Lockhart attended Glasgow High School, where he showed himself clever rather than industrious. He fell into ill-health, and had to be removed from school before he was 12; but on his recovery he was sent at this early age to the University of Glasgow, and displayed so much precocious learning, especially in Greek, that he was offered a Snell exhibition at Oxford. He was not yet 14 when he entered Balliol College, Oxford, where he acquired a great store of knowledge outside the regular curriculum. He read French, Italian, German and Spanish, was interested in antiquities, and became versed in heraldic and genealogical lore.

In 1813, Lockhart took a first in classics then, for two years after leaving Oxford, lived in Glasgow before settling to the study of Scots law at the University of Edinburgh where, in 1816, he was elected to the Faculty of Advocates. A tour on the continent in 1817, when he visited Goethe at Weimar, was made possible when he was hired by the publisher William Blackwood to translate Friedrich Schlegel's Lectures on the History of Literature.

Edinburgh was then the stronghold of the Whig party, whose organ was the Edinburgh Review; and it was not until 1817 that the Scottish Tories found a means of expression in Blackwood's Magazine. After changing its name following a hum-drum launch as the Edinburgh Monthly Magazine, Blackwood's suddenly electrified Edinburgh with an outburst of brilliant criticism. Lockhart (along with John Wilson (Christopher North)), had joined its staff upon his return from Europe in 1817, and contributed to the caustic and aggressive articles that marked the early years of Blackwood's. Lockhart wrote virulent articles on "The Cockney School of Poetry" of Leigh Hunt, Keats and their contemporaries, although he did show appreciation of Coleridge and Wordsworth, and he praised Percy Bysshe Shelley, calling him "a man of genius".

One of the main literary organs of the Cockney School was The London Magazine.
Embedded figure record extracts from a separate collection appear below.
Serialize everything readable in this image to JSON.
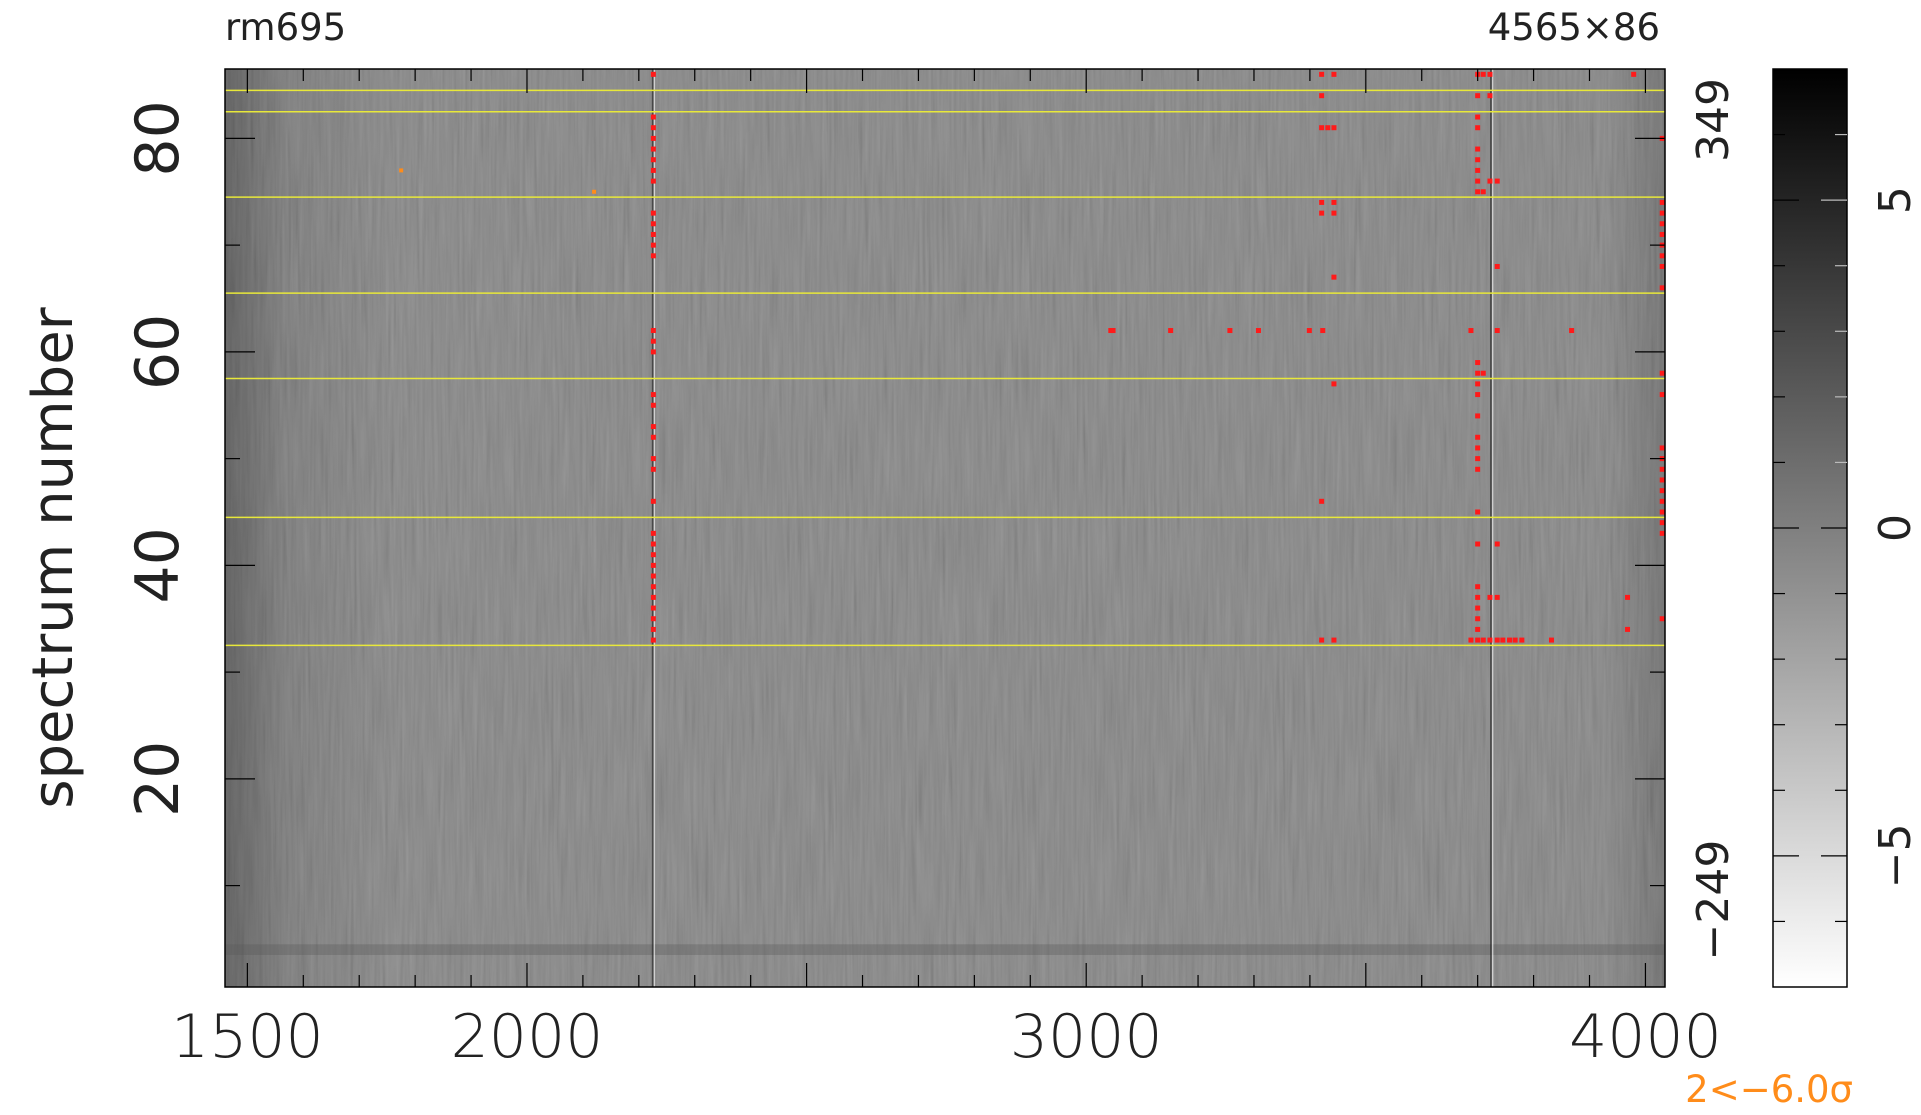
{
  "header": {
    "left_label": "rm695",
    "right_label": "4565×86"
  },
  "footer": {
    "note": "2<−6.0σ",
    "note_color": "#ff8c1a"
  },
  "chart_data": {
    "type": "heatmap",
    "title": "",
    "xlabel": "",
    "ylabel": "spectrum number",
    "xlim": [
      1460,
      4035
    ],
    "ylim": [
      0.5,
      86.5
    ],
    "x_ticks": [
      1500,
      2000,
      3000,
      4000
    ],
    "x_tick_labels": [
      "1500",
      "2000",
      "3000",
      "4000"
    ],
    "y_ticks": [
      20,
      40,
      60,
      80
    ],
    "y_tick_labels": [
      "20",
      "40",
      "60",
      "80"
    ],
    "right_axis_labels": {
      "top": "349",
      "bottom": "−249"
    },
    "colormap": "grayscale (white = low, black = high)",
    "colorbar": {
      "range": [
        -7,
        7
      ],
      "ticks": [
        -5,
        0,
        5
      ],
      "tick_labels": [
        "−5",
        "0",
        "5"
      ]
    },
    "colors": {
      "background_gray": "#808080",
      "guide_line": "#e8e83a",
      "flag_marker": "#ff1a1a",
      "low_marker": "#ff8c1a"
    },
    "horizontal_lines_at_spectrum": [
      32.5,
      44.5,
      57.5,
      65.5,
      74.5,
      82.5,
      84.5
    ],
    "bright_columns_x": [
      2225,
      3724
    ],
    "flagged_points": [
      {
        "x": 2226,
        "y": 33
      },
      {
        "x": 2226,
        "y": 34
      },
      {
        "x": 2226,
        "y": 35
      },
      {
        "x": 2226,
        "y": 36
      },
      {
        "x": 2226,
        "y": 37
      },
      {
        "x": 2226,
        "y": 38
      },
      {
        "x": 2226,
        "y": 39
      },
      {
        "x": 2226,
        "y": 40
      },
      {
        "x": 2226,
        "y": 41
      },
      {
        "x": 2226,
        "y": 42
      },
      {
        "x": 2226,
        "y": 43
      },
      {
        "x": 2226,
        "y": 46
      },
      {
        "x": 2226,
        "y": 49
      },
      {
        "x": 2226,
        "y": 50
      },
      {
        "x": 2226,
        "y": 52
      },
      {
        "x": 2226,
        "y": 53
      },
      {
        "x": 2226,
        "y": 55
      },
      {
        "x": 2226,
        "y": 56
      },
      {
        "x": 2226,
        "y": 60
      },
      {
        "x": 2226,
        "y": 61
      },
      {
        "x": 2226,
        "y": 62
      },
      {
        "x": 2226,
        "y": 69
      },
      {
        "x": 2226,
        "y": 70
      },
      {
        "x": 2226,
        "y": 71
      },
      {
        "x": 2226,
        "y": 72
      },
      {
        "x": 2226,
        "y": 73
      },
      {
        "x": 2226,
        "y": 76
      },
      {
        "x": 2226,
        "y": 77
      },
      {
        "x": 2226,
        "y": 78
      },
      {
        "x": 2226,
        "y": 79
      },
      {
        "x": 2226,
        "y": 80
      },
      {
        "x": 2226,
        "y": 81
      },
      {
        "x": 2226,
        "y": 82
      },
      {
        "x": 2226,
        "y": 86
      },
      {
        "x": 3044,
        "y": 62
      },
      {
        "x": 3048,
        "y": 62
      },
      {
        "x": 3151,
        "y": 62
      },
      {
        "x": 3257,
        "y": 62
      },
      {
        "x": 3308,
        "y": 62
      },
      {
        "x": 3399,
        "y": 62
      },
      {
        "x": 3423,
        "y": 62
      },
      {
        "x": 3688,
        "y": 62
      },
      {
        "x": 3735,
        "y": 62
      },
      {
        "x": 3868,
        "y": 62
      },
      {
        "x": 3421,
        "y": 33
      },
      {
        "x": 3443,
        "y": 33
      },
      {
        "x": 3421,
        "y": 46
      },
      {
        "x": 3443,
        "y": 57
      },
      {
        "x": 3443,
        "y": 67
      },
      {
        "x": 3421,
        "y": 73
      },
      {
        "x": 3443,
        "y": 73
      },
      {
        "x": 3421,
        "y": 74
      },
      {
        "x": 3443,
        "y": 74
      },
      {
        "x": 3421,
        "y": 81
      },
      {
        "x": 3432,
        "y": 81
      },
      {
        "x": 3443,
        "y": 81
      },
      {
        "x": 3421,
        "y": 84
      },
      {
        "x": 3421,
        "y": 86
      },
      {
        "x": 3443,
        "y": 86
      },
      {
        "x": 3688,
        "y": 33
      },
      {
        "x": 3700,
        "y": 33
      },
      {
        "x": 3710,
        "y": 33
      },
      {
        "x": 3722,
        "y": 33
      },
      {
        "x": 3735,
        "y": 33
      },
      {
        "x": 3745,
        "y": 33
      },
      {
        "x": 3757,
        "y": 33
      },
      {
        "x": 3767,
        "y": 33
      },
      {
        "x": 3779,
        "y": 33
      },
      {
        "x": 3832,
        "y": 33
      },
      {
        "x": 3700,
        "y": 34
      },
      {
        "x": 3700,
        "y": 35
      },
      {
        "x": 3700,
        "y": 36
      },
      {
        "x": 3700,
        "y": 37
      },
      {
        "x": 3700,
        "y": 38
      },
      {
        "x": 3722,
        "y": 37
      },
      {
        "x": 3735,
        "y": 37
      },
      {
        "x": 3700,
        "y": 42
      },
      {
        "x": 3735,
        "y": 42
      },
      {
        "x": 3700,
        "y": 45
      },
      {
        "x": 3700,
        "y": 49
      },
      {
        "x": 3700,
        "y": 50
      },
      {
        "x": 3700,
        "y": 51
      },
      {
        "x": 3700,
        "y": 52
      },
      {
        "x": 3700,
        "y": 54
      },
      {
        "x": 3700,
        "y": 56
      },
      {
        "x": 3700,
        "y": 57
      },
      {
        "x": 3700,
        "y": 58
      },
      {
        "x": 3700,
        "y": 59
      },
      {
        "x": 3710,
        "y": 58
      },
      {
        "x": 3735,
        "y": 68
      },
      {
        "x": 3700,
        "y": 75
      },
      {
        "x": 3710,
        "y": 75
      },
      {
        "x": 3700,
        "y": 76
      },
      {
        "x": 3722,
        "y": 76
      },
      {
        "x": 3735,
        "y": 76
      },
      {
        "x": 3700,
        "y": 77
      },
      {
        "x": 3700,
        "y": 78
      },
      {
        "x": 3700,
        "y": 79
      },
      {
        "x": 3700,
        "y": 81
      },
      {
        "x": 3700,
        "y": 82
      },
      {
        "x": 3700,
        "y": 84
      },
      {
        "x": 3722,
        "y": 84
      },
      {
        "x": 3700,
        "y": 86
      },
      {
        "x": 3710,
        "y": 86
      },
      {
        "x": 3722,
        "y": 86
      },
      {
        "x": 3968,
        "y": 34
      },
      {
        "x": 3968,
        "y": 37
      },
      {
        "x": 3979,
        "y": 86
      },
      {
        "x": 4030,
        "y": 35
      },
      {
        "x": 4030,
        "y": 43
      },
      {
        "x": 4030,
        "y": 44
      },
      {
        "x": 4030,
        "y": 45
      },
      {
        "x": 4030,
        "y": 46
      },
      {
        "x": 4030,
        "y": 47
      },
      {
        "x": 4030,
        "y": 48
      },
      {
        "x": 4030,
        "y": 49
      },
      {
        "x": 4030,
        "y": 50
      },
      {
        "x": 4030,
        "y": 51
      },
      {
        "x": 4030,
        "y": 56
      },
      {
        "x": 4030,
        "y": 58
      },
      {
        "x": 4030,
        "y": 66
      },
      {
        "x": 4030,
        "y": 68
      },
      {
        "x": 4030,
        "y": 69
      },
      {
        "x": 4030,
        "y": 70
      },
      {
        "x": 4030,
        "y": 71
      },
      {
        "x": 4030,
        "y": 72
      },
      {
        "x": 4030,
        "y": 73
      },
      {
        "x": 4030,
        "y": 74
      },
      {
        "x": 4030,
        "y": 80
      }
    ],
    "low_points": [
      {
        "x": 1775,
        "y": 77
      },
      {
        "x": 2120,
        "y": 75
      }
    ]
  }
}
Its editor, John Scott, felt that Blackwood’s hounding of Keats had contributed to his 1821 death, at age 25. Scott also felt it was his duty to defend his authors against Lockhart and Blackwood’s. To that end, he published an attack of Lockhart and Blackwood’s; Lockhart promptly asked a London friend, Jonathan Henry Christie, to visit Scott and demand an apology. Scott refused; a series of letters were exchanged and the argument evolved into Scott’s insistence that Lockhart admit that he (Lockhart) was, in fact, the anonymous editor of Blackwood’s (it was common practice at the time to act an editor, and/or as a writer, anonymously, or using a pseudonym). According to the papers of Scott’s friend Peter George Patmore, who tried to negotiate a truce and kept a meticulous record of the matter, not only did Lockhart refuse to admit to his editorship, but he responded with "abusive epithets". With both men seeing their honour at stake, there was no going back and, on 16 February 1821, they proceeded with the duel near the Chalk Farm Tavern. But Lockhart did not attend; Jonathan Christie stepped into his place with his friend, James Traill, as his second. John Scott was wounded and died ten days later. Christie and Traill were tried for murder. They were acquitted, but Christie’s life was ruined. Lockhart was not blamed.

Between 1818 and 1825 Lockhart worked indefatigably. In 1819 Peter's Letters to his Kinsfolk appeared, and in 1822 he edited Peter Motteux's edition of Don Quixote, to which he prefixed a life of author Miguel de Cervantes. Four novels followed: Valerius in 1821, Adam Blair in 1822, Reginald Dalton in 1823 and Matthew Wald in 1824. However, his strength did not lie in novel writing. He also contributed to Blackwood translations of Spanish ballads, which in 1823 were published separately.